An exclusive focus on patriarchy has some unintended consequences, too. For one, it corrupts our idea of a solution. This was illustrated, most recently, by a statement by the bereaved father of six-year-old Samia Afrin Saima who was raped and killed in July 2019. He urged parents to stay “alert” so that their daughters don’t have to endure the brutalities that his had to. “I couldn’t protect my daughter,” he said, “try to protect yours.” As authentic as his emotion is, the fundamental issues underlying his remark are more complex. Firstly, it supports a case for police officials to outsource their duty to provide security to the parents (read citizens) themselves. It also exemplifies our need to feel connected to the victims to be sympathetic: “our daughters”, “our sisters”, “our wives”. This is patriarchy in its most alluring form. Inherent in this form of identification is a tacit rejection of the individual identity of the rape victims. Yes, a female victim is certainly someone’s daughter or sister, but this is NOT why raping her is wrong.
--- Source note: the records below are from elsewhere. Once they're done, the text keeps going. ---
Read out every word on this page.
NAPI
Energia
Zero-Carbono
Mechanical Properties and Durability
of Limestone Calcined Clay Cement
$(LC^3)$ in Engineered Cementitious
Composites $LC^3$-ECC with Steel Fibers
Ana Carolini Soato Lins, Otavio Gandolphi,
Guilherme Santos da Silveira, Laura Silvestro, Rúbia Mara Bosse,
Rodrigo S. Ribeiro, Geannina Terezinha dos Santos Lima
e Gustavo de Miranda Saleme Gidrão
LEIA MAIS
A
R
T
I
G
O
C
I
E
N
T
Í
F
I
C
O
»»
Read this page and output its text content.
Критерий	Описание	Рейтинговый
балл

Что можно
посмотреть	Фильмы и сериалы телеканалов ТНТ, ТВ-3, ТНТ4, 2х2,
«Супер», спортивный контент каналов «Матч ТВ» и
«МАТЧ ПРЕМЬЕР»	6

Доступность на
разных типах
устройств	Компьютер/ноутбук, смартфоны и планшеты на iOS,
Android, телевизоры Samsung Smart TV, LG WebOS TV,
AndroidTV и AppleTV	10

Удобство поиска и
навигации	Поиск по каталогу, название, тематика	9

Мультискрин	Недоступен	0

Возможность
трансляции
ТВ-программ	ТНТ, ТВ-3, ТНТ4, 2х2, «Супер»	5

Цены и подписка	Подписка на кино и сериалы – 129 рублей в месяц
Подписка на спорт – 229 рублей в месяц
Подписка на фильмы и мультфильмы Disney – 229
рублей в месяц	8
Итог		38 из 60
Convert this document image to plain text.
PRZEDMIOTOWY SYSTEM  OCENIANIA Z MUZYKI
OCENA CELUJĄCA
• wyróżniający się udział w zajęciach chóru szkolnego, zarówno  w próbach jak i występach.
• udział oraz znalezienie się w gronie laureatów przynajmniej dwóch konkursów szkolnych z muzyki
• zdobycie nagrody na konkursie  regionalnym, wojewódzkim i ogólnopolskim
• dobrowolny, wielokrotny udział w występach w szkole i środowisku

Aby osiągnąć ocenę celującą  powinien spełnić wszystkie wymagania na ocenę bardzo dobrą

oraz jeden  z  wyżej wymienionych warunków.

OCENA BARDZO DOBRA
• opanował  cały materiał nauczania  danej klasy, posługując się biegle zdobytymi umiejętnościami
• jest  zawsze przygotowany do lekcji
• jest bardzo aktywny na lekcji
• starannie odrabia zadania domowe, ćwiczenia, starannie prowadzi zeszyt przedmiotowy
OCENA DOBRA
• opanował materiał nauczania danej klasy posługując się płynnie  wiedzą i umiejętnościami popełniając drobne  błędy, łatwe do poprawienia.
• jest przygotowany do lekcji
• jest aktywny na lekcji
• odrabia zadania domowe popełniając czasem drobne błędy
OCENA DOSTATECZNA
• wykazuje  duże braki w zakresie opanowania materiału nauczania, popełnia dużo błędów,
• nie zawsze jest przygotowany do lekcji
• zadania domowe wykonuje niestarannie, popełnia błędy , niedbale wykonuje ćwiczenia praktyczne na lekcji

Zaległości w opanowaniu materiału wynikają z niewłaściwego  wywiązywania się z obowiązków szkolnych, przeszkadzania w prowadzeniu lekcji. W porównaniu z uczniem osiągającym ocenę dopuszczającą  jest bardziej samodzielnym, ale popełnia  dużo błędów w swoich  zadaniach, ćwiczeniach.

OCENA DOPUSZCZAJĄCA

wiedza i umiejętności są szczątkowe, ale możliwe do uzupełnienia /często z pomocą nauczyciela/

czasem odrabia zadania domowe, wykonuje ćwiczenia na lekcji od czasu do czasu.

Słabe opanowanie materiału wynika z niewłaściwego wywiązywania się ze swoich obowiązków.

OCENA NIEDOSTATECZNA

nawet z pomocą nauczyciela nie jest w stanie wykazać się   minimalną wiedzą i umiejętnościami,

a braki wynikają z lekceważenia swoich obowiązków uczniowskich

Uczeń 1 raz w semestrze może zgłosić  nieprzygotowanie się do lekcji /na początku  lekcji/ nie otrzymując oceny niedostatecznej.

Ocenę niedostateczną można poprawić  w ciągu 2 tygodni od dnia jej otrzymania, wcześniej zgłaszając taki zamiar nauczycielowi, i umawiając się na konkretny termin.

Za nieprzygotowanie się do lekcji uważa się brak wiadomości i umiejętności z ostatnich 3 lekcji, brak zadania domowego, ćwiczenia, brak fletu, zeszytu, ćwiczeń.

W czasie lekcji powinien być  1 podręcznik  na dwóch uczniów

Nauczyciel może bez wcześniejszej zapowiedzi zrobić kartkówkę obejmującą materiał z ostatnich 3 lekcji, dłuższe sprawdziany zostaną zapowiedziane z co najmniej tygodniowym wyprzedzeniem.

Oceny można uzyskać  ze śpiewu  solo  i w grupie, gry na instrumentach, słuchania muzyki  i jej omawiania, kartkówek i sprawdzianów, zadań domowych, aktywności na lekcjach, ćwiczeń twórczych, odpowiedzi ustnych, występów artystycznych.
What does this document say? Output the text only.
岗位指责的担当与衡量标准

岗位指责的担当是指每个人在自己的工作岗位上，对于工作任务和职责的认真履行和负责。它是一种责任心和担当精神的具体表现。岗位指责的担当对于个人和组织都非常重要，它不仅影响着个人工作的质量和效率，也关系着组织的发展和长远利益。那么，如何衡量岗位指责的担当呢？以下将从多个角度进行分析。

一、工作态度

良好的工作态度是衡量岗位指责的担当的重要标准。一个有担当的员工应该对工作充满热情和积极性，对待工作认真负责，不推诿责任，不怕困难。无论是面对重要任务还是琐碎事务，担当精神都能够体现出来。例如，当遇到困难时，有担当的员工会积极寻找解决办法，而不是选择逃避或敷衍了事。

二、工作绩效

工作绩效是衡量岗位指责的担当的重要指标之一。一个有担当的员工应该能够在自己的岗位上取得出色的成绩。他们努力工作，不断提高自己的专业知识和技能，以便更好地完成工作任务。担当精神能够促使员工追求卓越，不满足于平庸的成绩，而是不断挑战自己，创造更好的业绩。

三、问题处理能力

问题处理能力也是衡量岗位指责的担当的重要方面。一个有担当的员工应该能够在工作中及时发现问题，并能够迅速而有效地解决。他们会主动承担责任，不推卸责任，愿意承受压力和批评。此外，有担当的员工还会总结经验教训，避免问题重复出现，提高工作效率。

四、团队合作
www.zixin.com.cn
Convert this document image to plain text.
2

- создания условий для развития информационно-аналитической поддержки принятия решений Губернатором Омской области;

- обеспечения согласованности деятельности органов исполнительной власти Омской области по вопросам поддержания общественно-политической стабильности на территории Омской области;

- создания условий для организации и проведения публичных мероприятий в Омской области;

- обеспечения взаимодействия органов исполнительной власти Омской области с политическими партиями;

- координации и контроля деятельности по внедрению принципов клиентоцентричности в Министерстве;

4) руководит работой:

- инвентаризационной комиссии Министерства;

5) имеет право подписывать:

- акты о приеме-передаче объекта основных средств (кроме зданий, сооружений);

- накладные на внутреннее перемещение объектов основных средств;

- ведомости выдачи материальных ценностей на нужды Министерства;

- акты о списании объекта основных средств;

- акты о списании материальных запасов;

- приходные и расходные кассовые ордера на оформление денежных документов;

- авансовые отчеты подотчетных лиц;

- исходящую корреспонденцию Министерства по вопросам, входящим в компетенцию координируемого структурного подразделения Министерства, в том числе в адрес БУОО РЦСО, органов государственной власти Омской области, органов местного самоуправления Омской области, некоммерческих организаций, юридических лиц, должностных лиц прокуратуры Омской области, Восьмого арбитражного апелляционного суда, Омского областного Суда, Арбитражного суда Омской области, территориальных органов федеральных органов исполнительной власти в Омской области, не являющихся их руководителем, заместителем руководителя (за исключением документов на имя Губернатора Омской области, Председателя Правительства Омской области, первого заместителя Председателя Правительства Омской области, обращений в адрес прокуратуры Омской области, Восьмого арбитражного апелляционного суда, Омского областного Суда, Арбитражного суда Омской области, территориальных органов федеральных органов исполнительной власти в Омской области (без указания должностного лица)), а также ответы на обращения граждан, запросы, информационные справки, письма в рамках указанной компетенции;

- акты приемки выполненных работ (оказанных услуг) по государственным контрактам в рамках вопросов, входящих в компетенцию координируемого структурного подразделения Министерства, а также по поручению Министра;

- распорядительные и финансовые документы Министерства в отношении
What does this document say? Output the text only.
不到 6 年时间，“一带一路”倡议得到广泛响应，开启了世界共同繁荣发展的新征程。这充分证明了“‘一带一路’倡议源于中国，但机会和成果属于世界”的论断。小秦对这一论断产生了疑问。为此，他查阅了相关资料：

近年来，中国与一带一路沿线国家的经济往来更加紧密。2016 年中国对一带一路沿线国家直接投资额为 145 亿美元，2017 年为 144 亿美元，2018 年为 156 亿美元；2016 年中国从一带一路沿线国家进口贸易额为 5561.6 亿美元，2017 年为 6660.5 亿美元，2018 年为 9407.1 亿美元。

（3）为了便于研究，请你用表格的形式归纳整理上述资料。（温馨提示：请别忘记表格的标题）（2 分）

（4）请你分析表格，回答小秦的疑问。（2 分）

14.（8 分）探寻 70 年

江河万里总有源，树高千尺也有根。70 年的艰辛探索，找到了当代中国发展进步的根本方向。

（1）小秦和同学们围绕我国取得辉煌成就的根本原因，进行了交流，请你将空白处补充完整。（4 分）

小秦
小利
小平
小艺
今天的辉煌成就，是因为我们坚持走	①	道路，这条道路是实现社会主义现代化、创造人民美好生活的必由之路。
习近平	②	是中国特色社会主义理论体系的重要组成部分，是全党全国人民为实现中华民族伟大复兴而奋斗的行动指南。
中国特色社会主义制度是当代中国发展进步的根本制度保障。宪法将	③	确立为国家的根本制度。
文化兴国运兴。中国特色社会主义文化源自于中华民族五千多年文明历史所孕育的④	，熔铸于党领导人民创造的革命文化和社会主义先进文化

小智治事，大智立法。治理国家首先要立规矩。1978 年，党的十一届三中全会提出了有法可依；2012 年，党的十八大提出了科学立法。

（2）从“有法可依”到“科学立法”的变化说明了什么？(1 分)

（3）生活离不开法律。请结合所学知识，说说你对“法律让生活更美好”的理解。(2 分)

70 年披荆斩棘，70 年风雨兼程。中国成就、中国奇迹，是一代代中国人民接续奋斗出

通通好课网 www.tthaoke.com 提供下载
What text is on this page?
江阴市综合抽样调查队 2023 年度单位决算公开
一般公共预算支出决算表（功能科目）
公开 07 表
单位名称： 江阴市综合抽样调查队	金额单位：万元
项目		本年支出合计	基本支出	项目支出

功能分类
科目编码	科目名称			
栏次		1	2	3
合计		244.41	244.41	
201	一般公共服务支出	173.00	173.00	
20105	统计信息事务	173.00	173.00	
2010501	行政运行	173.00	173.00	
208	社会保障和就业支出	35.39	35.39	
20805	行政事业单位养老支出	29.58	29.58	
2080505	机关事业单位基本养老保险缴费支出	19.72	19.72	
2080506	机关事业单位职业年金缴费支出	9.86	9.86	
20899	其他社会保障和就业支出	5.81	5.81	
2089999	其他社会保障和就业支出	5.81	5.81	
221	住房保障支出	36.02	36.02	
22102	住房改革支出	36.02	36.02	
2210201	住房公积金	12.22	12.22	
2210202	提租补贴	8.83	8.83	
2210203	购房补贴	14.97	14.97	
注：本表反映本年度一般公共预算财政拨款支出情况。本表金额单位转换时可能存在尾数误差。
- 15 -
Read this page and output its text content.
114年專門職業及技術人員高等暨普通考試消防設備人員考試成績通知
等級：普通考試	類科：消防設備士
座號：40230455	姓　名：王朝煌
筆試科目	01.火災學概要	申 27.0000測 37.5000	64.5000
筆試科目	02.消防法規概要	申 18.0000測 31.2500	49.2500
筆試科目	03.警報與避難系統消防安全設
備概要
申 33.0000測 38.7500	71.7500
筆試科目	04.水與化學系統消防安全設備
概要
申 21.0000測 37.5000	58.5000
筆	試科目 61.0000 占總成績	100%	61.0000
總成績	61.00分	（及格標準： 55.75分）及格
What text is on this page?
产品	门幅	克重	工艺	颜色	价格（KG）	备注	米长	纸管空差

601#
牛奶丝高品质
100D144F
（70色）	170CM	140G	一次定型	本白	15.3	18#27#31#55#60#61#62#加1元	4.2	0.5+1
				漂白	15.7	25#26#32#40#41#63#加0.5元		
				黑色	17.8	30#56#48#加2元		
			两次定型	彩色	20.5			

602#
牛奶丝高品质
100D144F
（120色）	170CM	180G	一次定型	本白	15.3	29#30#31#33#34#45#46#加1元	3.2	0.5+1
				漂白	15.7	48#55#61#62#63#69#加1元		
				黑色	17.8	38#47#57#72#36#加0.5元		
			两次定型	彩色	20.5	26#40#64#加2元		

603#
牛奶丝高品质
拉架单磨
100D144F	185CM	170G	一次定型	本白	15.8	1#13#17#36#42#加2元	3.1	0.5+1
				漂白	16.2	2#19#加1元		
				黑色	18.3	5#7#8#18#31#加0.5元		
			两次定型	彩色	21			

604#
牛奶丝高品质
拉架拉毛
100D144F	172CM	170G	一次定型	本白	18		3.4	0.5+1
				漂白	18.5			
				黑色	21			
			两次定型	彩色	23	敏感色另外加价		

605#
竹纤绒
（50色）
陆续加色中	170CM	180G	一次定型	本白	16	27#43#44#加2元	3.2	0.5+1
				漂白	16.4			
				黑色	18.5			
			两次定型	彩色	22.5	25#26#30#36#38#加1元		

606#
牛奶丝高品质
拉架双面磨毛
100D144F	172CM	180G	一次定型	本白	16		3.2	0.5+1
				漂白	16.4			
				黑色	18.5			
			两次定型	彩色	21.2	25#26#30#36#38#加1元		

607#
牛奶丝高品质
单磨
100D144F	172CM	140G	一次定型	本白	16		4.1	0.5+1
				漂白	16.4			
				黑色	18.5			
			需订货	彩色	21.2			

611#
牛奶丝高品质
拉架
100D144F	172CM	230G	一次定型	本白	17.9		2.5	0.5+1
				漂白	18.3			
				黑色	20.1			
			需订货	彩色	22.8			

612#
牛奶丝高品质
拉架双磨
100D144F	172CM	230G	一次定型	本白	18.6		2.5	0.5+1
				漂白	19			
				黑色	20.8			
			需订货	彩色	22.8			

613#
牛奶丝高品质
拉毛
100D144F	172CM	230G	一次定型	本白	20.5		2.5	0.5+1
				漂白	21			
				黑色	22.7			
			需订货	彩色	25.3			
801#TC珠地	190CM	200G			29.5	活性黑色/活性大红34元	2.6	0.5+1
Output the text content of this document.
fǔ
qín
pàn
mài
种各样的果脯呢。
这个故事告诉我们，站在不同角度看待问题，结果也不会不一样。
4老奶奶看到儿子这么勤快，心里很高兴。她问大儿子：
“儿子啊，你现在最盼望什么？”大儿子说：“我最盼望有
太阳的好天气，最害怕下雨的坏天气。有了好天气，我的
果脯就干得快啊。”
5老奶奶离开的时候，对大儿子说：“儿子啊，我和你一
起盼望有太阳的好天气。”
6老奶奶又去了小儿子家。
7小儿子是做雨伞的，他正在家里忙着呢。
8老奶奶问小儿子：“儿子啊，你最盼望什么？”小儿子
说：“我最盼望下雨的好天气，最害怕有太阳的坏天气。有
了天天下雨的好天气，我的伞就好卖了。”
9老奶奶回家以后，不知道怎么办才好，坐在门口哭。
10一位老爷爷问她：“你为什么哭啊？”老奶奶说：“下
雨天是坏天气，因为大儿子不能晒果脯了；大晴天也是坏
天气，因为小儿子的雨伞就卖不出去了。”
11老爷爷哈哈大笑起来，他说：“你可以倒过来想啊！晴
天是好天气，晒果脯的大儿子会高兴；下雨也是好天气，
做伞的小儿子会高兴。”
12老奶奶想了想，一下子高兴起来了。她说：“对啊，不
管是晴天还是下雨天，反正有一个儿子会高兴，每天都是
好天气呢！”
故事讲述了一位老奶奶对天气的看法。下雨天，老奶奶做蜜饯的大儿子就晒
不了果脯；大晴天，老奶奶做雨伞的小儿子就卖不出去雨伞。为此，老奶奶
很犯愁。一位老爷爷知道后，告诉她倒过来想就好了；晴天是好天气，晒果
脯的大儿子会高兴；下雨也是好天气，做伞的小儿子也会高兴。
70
A unique protest in Jaipur, India about two years ago saw four girls standing on the roadside with some posters in their hands, which read: “Come on, rape me please, because I ain’t anybody’s sister”, “I am waiting to be gangraped, because my husband isn’t waiting for me at home,” “Can anybody tear off my mini-skirt and make me naked? My father won’t feel ashamed of me.” As provocative as the message of these four girls is, this is a powerful statement against people’s tendency to ascribe value to victims through their relations with the male members of society.
Another unintended effect of the exclusive focus on patriarchy is increasing the vulnerability of the victims, who are often forced to believe that rape is the worst thing that can happen to a woman. Charlotte Shane July, while debunking this “mythology” of rape’s status as the ruination of all who go through it, posits that by promoting this belief, we inadvertently establish a fantasy of absolute male sexual power and absolute female vulnerability. “We are, in essence, honouring the timeless belief that a woman’s worth, self-respect, and ability to function within society are dictated exclusively by the sexual use of her body,” she said. This probably does a more lasting damage to a rape survivor than the actual act of rape.
Unfortunately, our society is still unable to address rape with the clarity and sobriety that the topic deserves. Unless we address rape in all its permutations—and not just within the context of patriarchy—no amount of outrage will help to reduce it. It is, therefore, important that we approach the problem with an open mind and not exacerbate it with our own narrow figuration of rape. Also, it’s important that we recognise that rapists are not some vile agents of patriarchy hiding in the bushes to strike but rather ordinary people with discernible motives. Of course, there is no denying the cataclysmic impact of patriarchy on our society. But there is also no denying the importance of fostering frank, honest conversations about sex—and sexual assaults—in non-generalising and non-victimising terms. Only then can everyone take part in the conversation and possibly find a solution that actually works.